What is Larry Thinking? #69 => Going Big, Micro Version, Part 1

In this edition…

About This Newsletter

This is the second of a two-part newsletter on “going big”. By “going big” I mean how one transitions from a Web site with little to moderate traffic, to one that can handle tons of traffic. The previous newsletter looked at going big from the macro perspective: theory, implementation, hardware, and networking. In this newsletter, I’ll look at the micro perspective: how to write code that scales well. And, as it turns out, this newsletter again got to be too big, so this is part one of two parts that makes up part two of the two-part series. (Huh?) In this newsletter, I’ll mostly focus on code. The next will mostly focus on the database.

Before going into details, I’m going to define what it means to be a “big” site. As I said in the previous newsletter, it actually depends upon the kind of content and activity the site has: X number of video requests is far more demanding than the same X number of mostly text pages. Likewise, X number of WordPress page requests is far more demanding than the same X number of static HTML page requests. For the purposes of this discussion, let’s say that “big” is a site that gets in the broad neighborhood of 100,000 to 500,000 pageviews per day. At that point (if not before), you’ll need more than one server to handle the load. (As a counterpoint, on the highest end, Netflix sometimes requires up to 20,000 servers at a single time.)
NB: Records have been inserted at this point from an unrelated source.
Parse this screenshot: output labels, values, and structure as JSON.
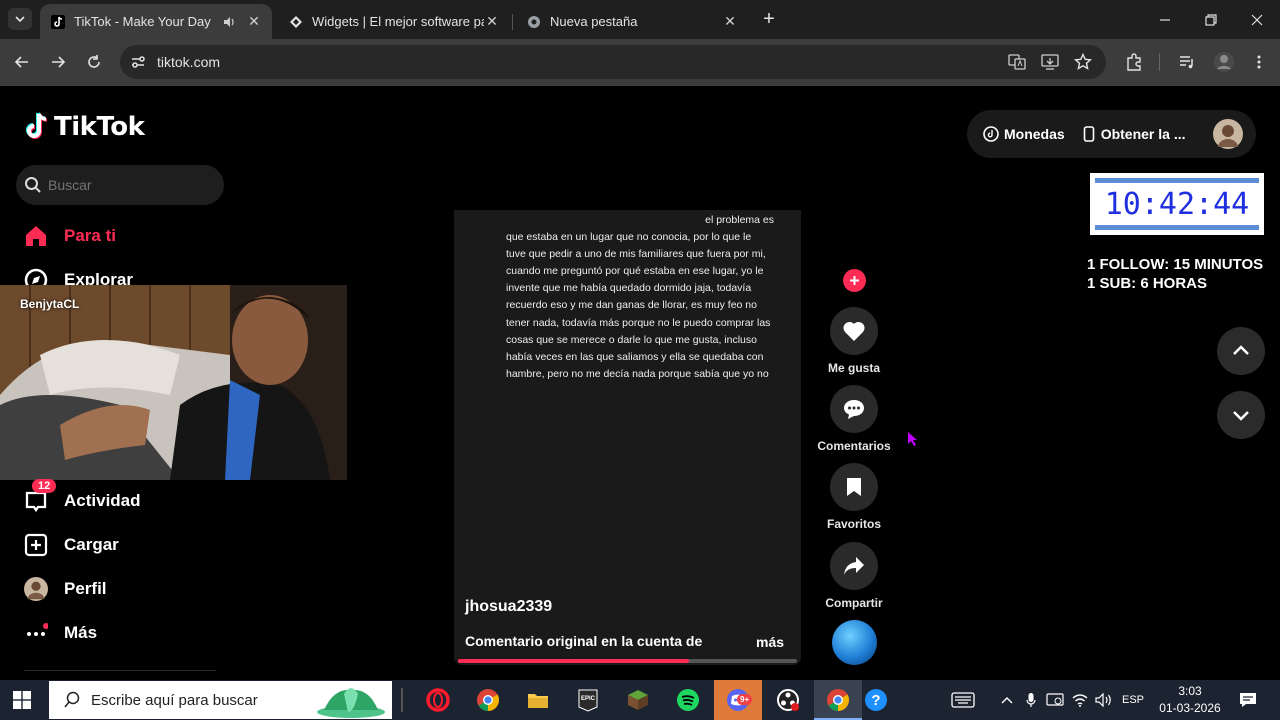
{
  "browser": {
    "tabs": [
      {
        "title": "TikTok - Make Your Day",
        "active": true
      },
      {
        "title": "Widgets | El mejor software par",
        "active": false
      },
      {
        "title": "Nueva pestaña",
        "active": false
      }
    ],
    "url": "tiktok.com"
  },
  "tiktok": {
    "logo": "TikTok",
    "search_placeholder": "Buscar",
    "nav": [
      {
        "label": "Para ti",
        "icon": "home-icon",
        "active": true
      },
      {
        "label": "Explorar",
        "icon": "compass-icon"
      },
      {
        "label": "Actividad",
        "icon": "inbox-icon",
        "badge": "12"
      },
      {
        "label": "Cargar",
        "icon": "upload-icon"
      },
      {
        "label": "Perfil",
        "icon": "avatar"
      },
      {
        "label": "Más",
        "icon": "more-icon"
      }
    ],
    "topbar": {
      "coins": "Monedas",
      "get_app": "Obtener la ..."
    },
    "video": {
      "text_lines": [
        "el problema es",
        "que estaba en un lugar que no conocia, por lo que le",
        "tuve que pedir a uno de mis familiares que fuera por mi,",
        "cuando me preguntó por qué estaba en ese lugar, yo le",
        "invente que me había quedado dormido jaja, todavía",
        "recuerdo eso y me dan ganas de llorar, es muy feo no",
        "tener nada, todavía más porque no le puedo comprar las",
        "cosas que se merece o darle lo que me gusta, incluso",
        "había veces en las que saliamos y ella se quedaba con",
        "hambre, pero no me decía nada porque sabía que yo no"
      ],
      "author": "jhosua2339",
      "description": "Comentario original en la cuenta de",
      "more": "más",
      "progress": 0.68
    },
    "actions": {
      "like": "Me gusta",
      "comments": "Comentarios",
      "favorites": "Favoritos",
      "share": "Compartir"
    }
  },
  "stream_overlay": {
    "webcam_name": "BenjytaCL",
    "timer": "10:42:44",
    "follow_text": "1 FOLLOW: 15 MINUTOS",
    "sub_text": "1 SUB: 6 HORAS"
  },
  "taskbar": {
    "search_placeholder": "Escribe aquí para buscar",
    "language": "ESP",
    "time": "3:03",
    "date": "01-03-2026",
    "discord_badge": "9+"
  },
  "colors": {
    "accent": "#fe2c55",
    "timer": "#1f2fe0"
  }
}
As always, questions, comments, and all feedback are much appreciated. And thanks for your interest in what I have to say and do!

What Were You Thinking? => Going Big, Macro Version

After my previous newsletter, Ross shared with me his own experiences when it came to hosting, going big, and jumping the gun. Ross had an interesting experience, learned a lot, and was nice enough to let me share his story here (which I’ve hopefully not garbled too badly).
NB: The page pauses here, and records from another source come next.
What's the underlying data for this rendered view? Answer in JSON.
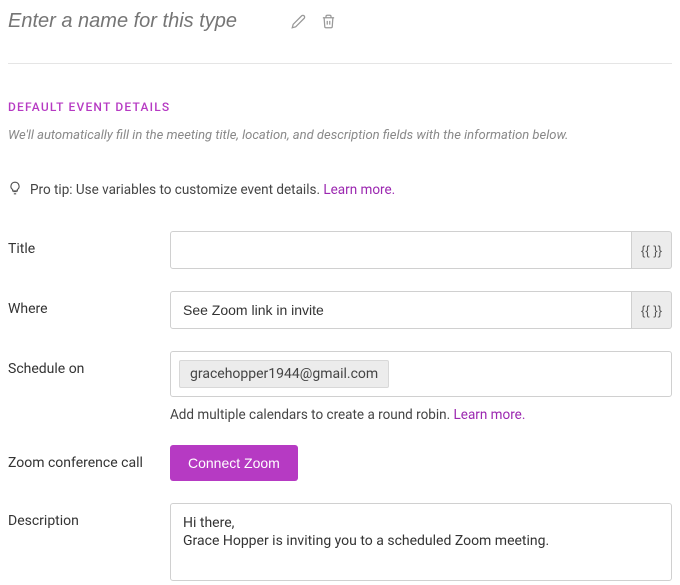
{
  "type_name": {
    "placeholder": "Enter a name for this type"
  },
  "section": {
    "header": "DEFAULT EVENT DETAILS",
    "subtext": "We'll automatically fill in the meeting title, location, and description fields with the information below."
  },
  "tip": {
    "text": "Pro tip: Use variables to customize event details.  ",
    "learn_more": "Learn more."
  },
  "fields": {
    "title": {
      "label": "Title",
      "value": "",
      "var_btn": "{{ }}"
    },
    "where": {
      "label": "Where",
      "value": "See Zoom link in invite",
      "var_btn": "{{ }}"
    },
    "schedule_on": {
      "label": "Schedule on",
      "chip": "gracehopper1944@gmail.com",
      "helper": "Add multiple calendars to create a round robin. ",
      "learn_more": "Learn more."
    },
    "zoom": {
      "label": "Zoom conference call",
      "button": "Connect Zoom"
    },
    "description": {
      "label": "Description",
      "value": "Hi there,\nGrace Hopper is inviting you to a scheduled Zoom meeting."
    }
  }
}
Ross had created an online game, and when he went from the private testing stage to the public beta, the amount of activity quickly spiked. Ross suddenly found that his Virtual Private Server (VPS) account was insufficient to handle the load, and as income was already coming in at a great pace, Ross quickly upgraded to two dedicated servers: one web and one database.

Unfortunately for Ross, both the activity and income then dropped pretty quickly, leveling off just above profitable over the course of the first year. Both continued their decline over the next couple years.

In hindsight, Ross says he should have realized sooner that the upgraded two-server hosting was too much money and unnecessary, but it took three years before Ross downgraded the hosting to a single VPS again.

Ross also discovered after the fact that one of the driving forces behind the initial need for a more powerful hosting solution was inefficient code. Particularly problematic was a lack of proper indexes on the database. Later implementing those changes resulted in a much better performing site. Ross’s realization is great for me, as the purpose of this particular newsletter is focusing on coding for a site that could go big!

Fortunately Ross still feels pretty good about his experience, appreciating what he learned, the money that did come in, and the people that he met along the way. In his most recent email to me, Ross said:

…[the] next time around…I’ll be able to do more, faster, with fewer mistakes. I’ve been able to pass on some of the lessons learned to friends and family, which is satisfying, and if there’s some wisdom that helps your readers, too, that’s even better.

Thanks, Ross!

What is Larry Thinking? => Two Keywords for “Big” Programming

If I were to summarize how to program a site for a potentially “big” scale, it’d come down to two words: optimal and flexible.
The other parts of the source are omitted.